Dan shares how Beach Cities Media launched as a hospitality-focused publication connecting hotel guests with local businesses, then had to pivot during COVID when travel and hospitality came to a stop. That pivot led to a stronger digital strategy, targeted email marketing, and a broader audience that now includes both visitors and local residents.

The conversation also explores the challenges facing hospitality businesses today, including higher labor costs, rising prices, thinner margins, changing consumer habits, and the need to reach people who are actively ready to spend.
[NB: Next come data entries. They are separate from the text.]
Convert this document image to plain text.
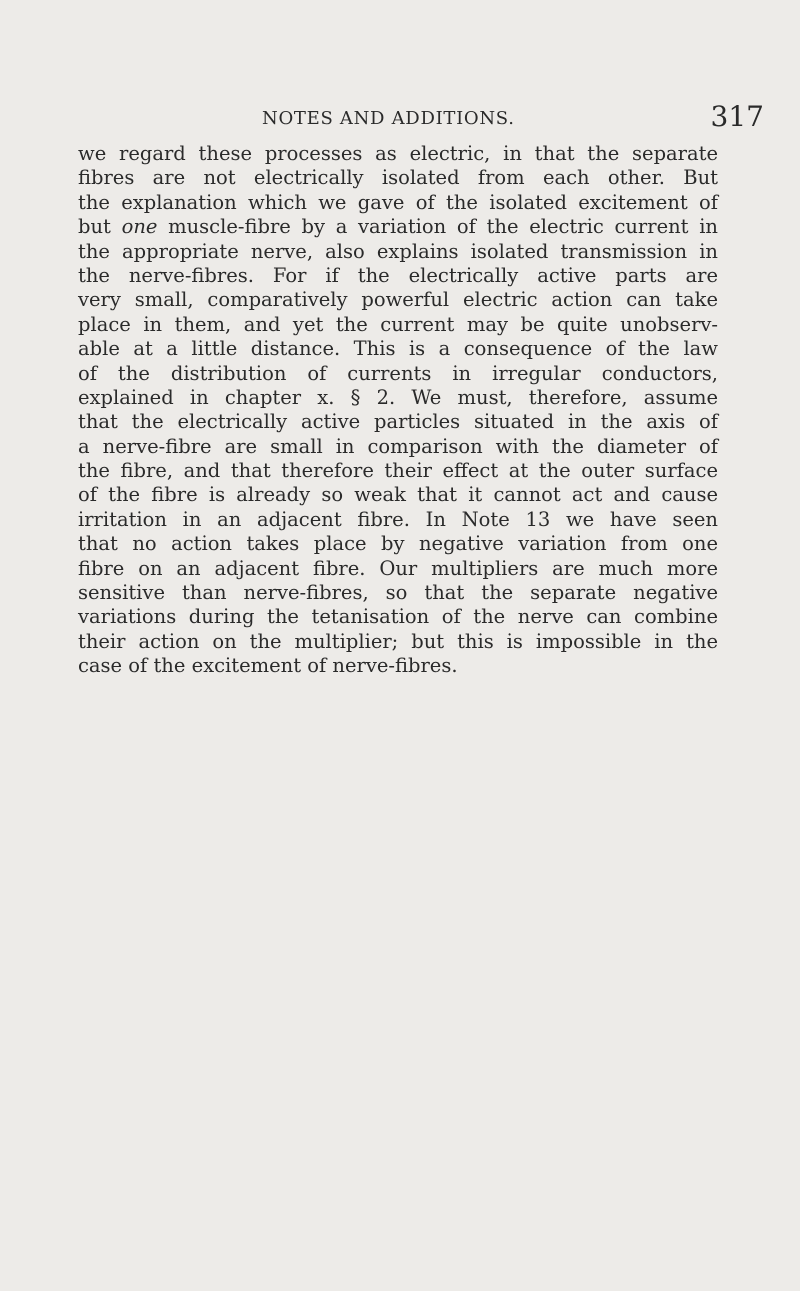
NOTES AND ADDITIONS.	317
we regard these processes as electric, in that the separate
fibres are not electrically isolated from each other. But
the explanation which we gave of the isolated excitement of
but one muscle-fibre by a variation of the electric current in
the appropriate nerve, also explains isolated transmission in
the nerve-fibres. For if the electrically active parts are
very small, comparatively powerful electric action can take
place in them, and yet the current may be quite unobserv-
able at a little distance. This is a consequence of the law
of the distribution of currents in irregular conductors,
explained in chapter x. § 2. We must, therefore, assume
that the electrically active particles situated in the axis of
a nerve-fibre are small in comparison with the diameter of
the fibre, and that therefore their effect at the outer surface
of the fibre is already so weak that it cannot act and cause
irritation in an adjacent fibre. In Note 13 we have seen
that no action takes place by negative variation from one
fibre on an adjacent fibre. Our multipliers are much more
sensitive than nerve-fibres, so that the separate negative
variations during the tetanisation of the nerve can combine
their action on the multiplier; but this is impossible in the
case of the excitement of nerve-fibres.
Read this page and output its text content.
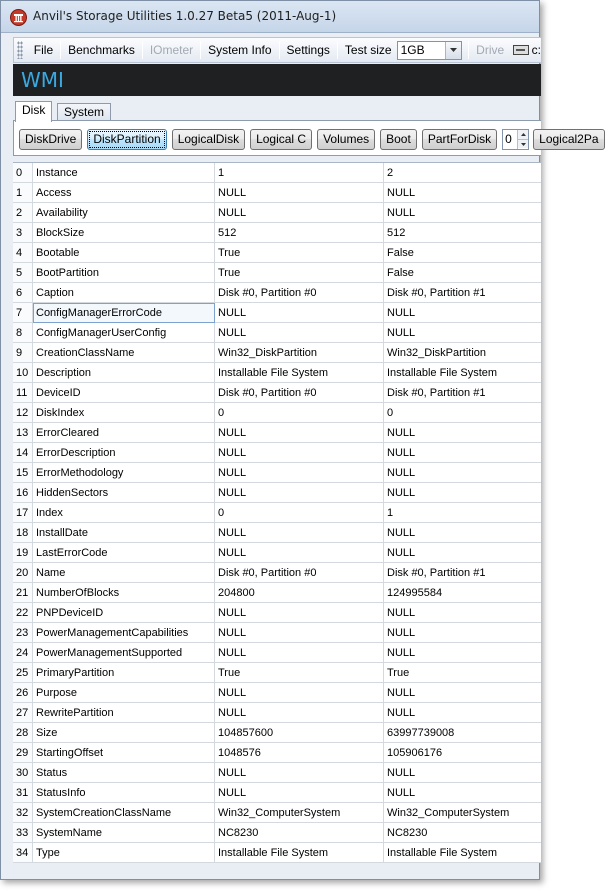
Anvil's Storage Utilities 1.0.27 Beta5 (2011-Aug-1)
File	Benchmarks	IOmeter	System Info	Settings	Test size 1GB	Drive	c:
WMI
Disk	System
DiskDrive	DiskPartition	LogicalDisk	Logical C	Volumes	Boot	PartForDisk	0	Logical2Pa
0	Instance	1	2
1	Access	NULL	NULL
2	Availability	NULL	NULL
3	BlockSize	512	512
4	Bootable	True	False
5	BootPartition	True	False
6	Caption	Disk #0, Partition #0	Disk #0, Partition #1
7	ConfigManagerErrorCode	NULL	NULL
8	ConfigManagerUserConfig	NULL	NULL
9	CreationClassName	Win32_DiskPartition	Win32_DiskPartition
10 Description	Installable File System	Installable File System
11 DeviceID	Disk #0, Partition #0	Disk #0, Partition #1
12 DiskIndex	0	0
13 ErrorCleared	NULL	NULL
14 ErrorDescription	NULL	NULL
15 ErrorMethodology	NULL	NULL
16 HiddenSectors	NULL	NULL
17 Index	0	1
18 InstallDate	NULL	NULL
19 LastErrorCode	NULL	NULL
20 Name	Disk #0, Partition #0	Disk #0, Partition #1
21 NumberOfBlocks	204800	124995584
22 PNPDeviceID	NULL	NULL
23 PowerManagementCapabilities	NULL	NULL
24 PowerManagementSupported	NULL	NULL
25 PrimaryPartition	True	True
26 Purpose	NULL	NULL
27 RewritePartition	NULL	NULL
28 Size	104857600	63997739008
29 StartingOffset	1048576	105906176
30 Status	NULL	NULL
31 StatusInfo	NULL	NULL
32 SystemCreationClassName	Win32_ComputerSystem	Win32_ComputerSystem
33 SystemName	NC8230	NC8230
34 Type	Installable File System	Installable File System
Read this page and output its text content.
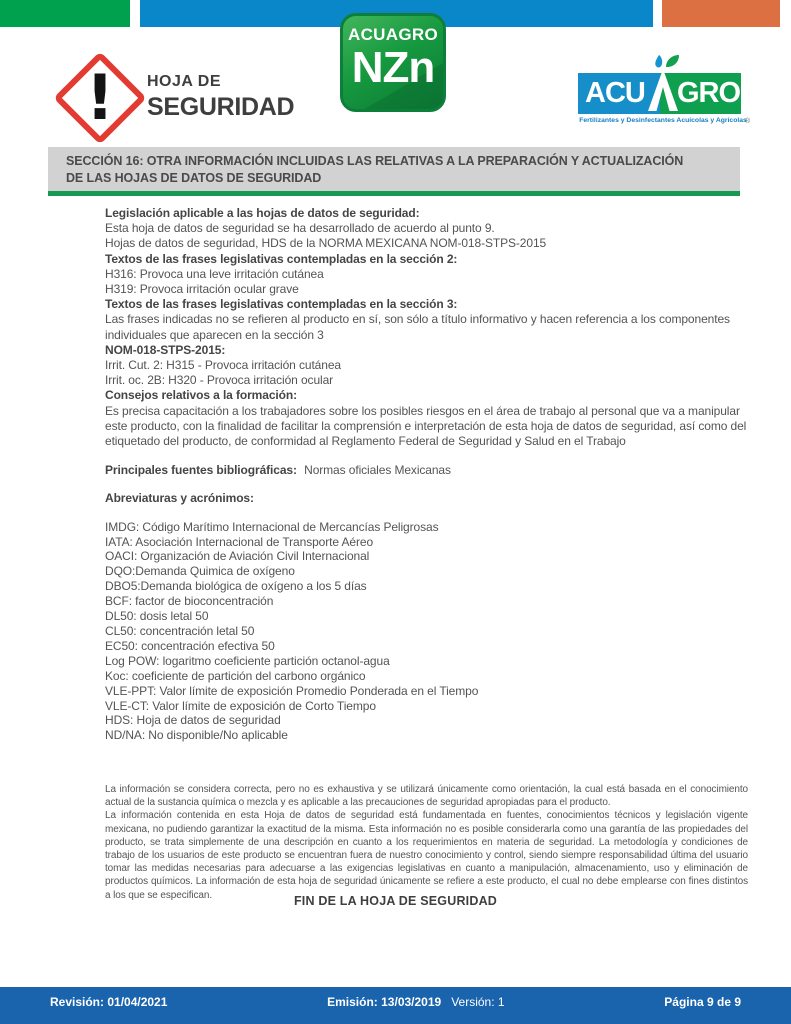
!	HOJA DE
SEGURIDAD
ACUAGRO
NZn
ACU GRO
Fertilizantes y Desinfectantes Acuícolas y Agrícolas
®
SECCIÓN 16: OTRA INFORMACIÓN INCLUIDAS LAS RELATIVAS A LA PREPARACIÓN Y ACTUALIZACIÓN
DE LAS HOJAS DE DATOS DE SEGURIDAD
Legislación aplicable a las hojas de datos de seguridad:
Esta hoja de datos de seguridad se ha desarrollado de acuerdo al punto 9.
Hojas de datos de seguridad, HDS de la NORMA MEXICANA NOM-018-STPS-2015
Textos de las frases legislativas contempladas en la sección 2:
H316: Provoca una leve irritación cutánea
H319: Provoca irritación ocular grave
Textos de las frases legislativas contempladas en la sección 3:
Las frases indicadas no se refieren al producto en sí, son sólo a título informativo y hacen referencia a los componentes
individuales que aparecen en la sección 3
NOM-018-STPS-2015:
Irrit. Cut. 2: H315 - Provoca irritación cutánea
Irrit. oc. 2B: H320 - Provoca irritación ocular
Consejos relativos a la formación:
Es precisa capacitación a los trabajadores sobre los posibles riesgos en el área de trabajo al personal que va a manipular
este producto, con la finalidad de facilitar la comprensión e interpretación de esta hoja de datos de seguridad, así como del
etiquetado del producto, de conformidad al Reglamento Federal de Seguridad y Salud en el Trabajo
Principales fuentes bibliográficas: Normas oficiales Mexicanas
Abreviaturas y acrónimos:
IMDG: Código Marítimo Internacional de Mercancías Peligrosas
IATA: Asociación Internacional de Transporte Aéreo
OACI: Organización de Aviación Civil Internacional
DQO:Demanda Quimica de oxígeno
DBO5:Demanda biológica de oxígeno a los 5 días
BCF: factor de bioconcentración
DL50: dosis letal 50
CL50: concentración letal 50
EC50: concentración efectiva 50
Log POW: logaritmo coeficiente partición octanol-agua
Koc: coeficiente de partición del carbono orgánico
VLE-PPT: Valor límite de exposición Promedio Ponderada en el Tiempo
VLE-CT: Valor límite de exposición de Corto Tiempo
HDS: Hoja de datos de seguridad
ND/NA: No disponible/No aplicable

La información se considera correcta, pero no es exhaustiva y se utilizará únicamente como orientación, la cual está basada en el conocimiento actual de la sustancia química o mezcla y es aplicable a las precauciones de seguridad apropiadas para el producto.

La información contenida en esta Hoja de datos de seguridad está fundamentada en fuentes, conocimientos técnicos y legislación vigente mexicana, no pudiendo garantizar la exactitud de la misma. Esta información no es posible considerarla como una garantía de las propiedades del producto, se trata simplemente de una descripción en cuanto a los requerimientos en materia de seguridad. La metodología y condiciones de trabajo de los usuarios de este producto se encuentran fuera de nuestro conocimiento y control, siendo siempre responsabilidad última del usuario tomar las medidas necesarias para adecuarse a las exigencias legislativas en cuanto a manipulación, almacenamiento, uso y eliminación de productos químicos. La información de esta hoja de seguridad únicamente se refiere a este producto, el cual no debe emplearse con fines distintos a los que se especifican.	FIN DE LA HOJA DE SEGURIDAD
Revisión: 01/04/2021	Emisión: 13/03/2019 Versión: 1	Página 9 de 9
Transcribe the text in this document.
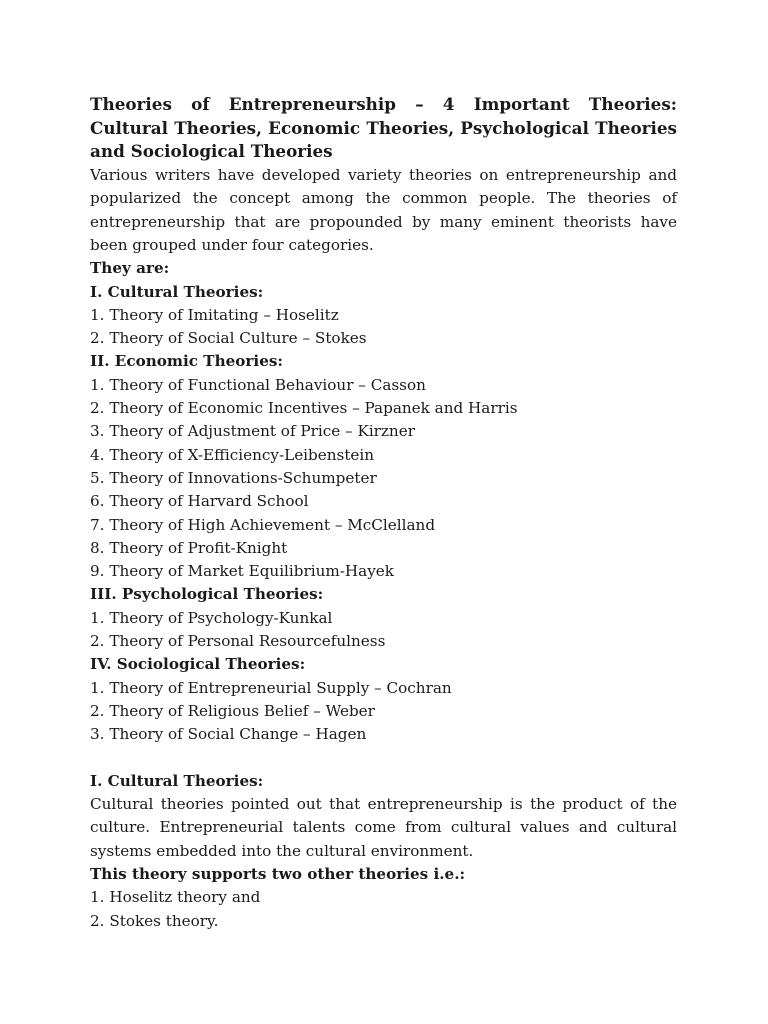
Theories of Entrepreneurship – 4 Important Theories: Cultural Theories, Economic Theories, Psychological Theories and Sociological Theories

Various writers have developed variety theories on entrepreneurship and popularized the concept among the common people. The theories of entrepreneurship that are propounded by many eminent theorists have been grouped under four categories.

They are:

I. Cultural Theories:

1. Theory of Imitating – Hoselitz

2. Theory of Social Culture – Stokes

II. Economic Theories:

1. Theory of Functional Behaviour – Casson

2. Theory of Economic Incentives – Papanek and Harris

3. Theory of Adjustment of Price – Kirzner

4. Theory of X-Efficiency-Leibenstein

5. Theory of Innovations-Schumpeter

6. Theory of Harvard School

7. Theory of High Achievement – McClelland

8. Theory of Profit-Knight

9. Theory of Market Equilibrium-Hayek

III. Psychological Theories:

1. Theory of Psychology-Kunkal

2. Theory of Personal Resourcefulness

IV. Sociological Theories:

1. Theory of Entrepreneurial Supply – Cochran

2. Theory of Religious Belief – Weber

3. Theory of Social Change – Hagen

I. Cultural Theories:

Cultural theories pointed out that entrepreneurship is the product of the culture. Entrepreneurial talents come from cultural values and cultural systems embedded into the cultural environment.

This theory supports two other theories i.e.:

1. Hoselitz theory and

2. Stokes theory.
For small business owners, this episode is a reminder that visibility matters. If local regulars are spending less, businesses need to think bigger, reach smarter, and connect with the customers most likely to act.

In This Episode:

• How Beach Cities Media started

• Why hospitality and tourism matter to local businesses

• How COVID forced a major business pivot

• Why digital marketing became a new growth channel

• How targeted email helps businesses reach the right customers

• The rising cost pressures facing restaurants, hotels, and attractions

• Why customer experience matters more when prices rise

• Why Long Beach businesses need both locals and visitors

• How events, conventions, cruises, and tourism support small businesses

• Why community involvement creates opportunity

Episode Timeline

00:00 Why local customers alone may not be enough

00:58 Introduction to the Small Business Resiliency Series

02:35 Meet Dan Lipton from Beach Cities Media

02:45 How Beach Cities Media began

04:03 From hospitality sales to entrepreneurship

05:00 Building a publication for hotel guests and visitors

06:49 The impact of COVID on hospitality marketing

07:23 How the shutdown affected advertisers

08:26 Why many clients returned after reopening

09:14 How Beach Cities Media pivoted into targeted digital marketing

11:04 Why some businesses did not return after COVID

12:16 Reaching local customers through digital distribution

13:31 What hospitality businesses are facing today

14:08 Higher labor costs and thinner margins

16:00 How businesses are adjusting hours, staffing, and pricing

18:49 Fixed costs, variable costs, and price pressure

19:52 Why service and customer experience must improve

20:52 Advice for hospitality businesses trying to survive

21:41 Why the middle market gets squeezed

22:00 Why Long Beach needs visitors and tourists

24:40 What small businesses should focus on next

26:00 Why community involvement creates new business opportunities

28:33 Why businesses need to reach beyond regular local customers

29:26 How to connect with Beach Cities Media

Key Takeaway

Local support matters, but it may not be enough by itself.

Small businesses need to stay visible to residents, visitors, tourists, conference attendees, hotel guests, and anyone else ready to spend in Long Beach. Visibility creates opportunity, and opportunity creates survival.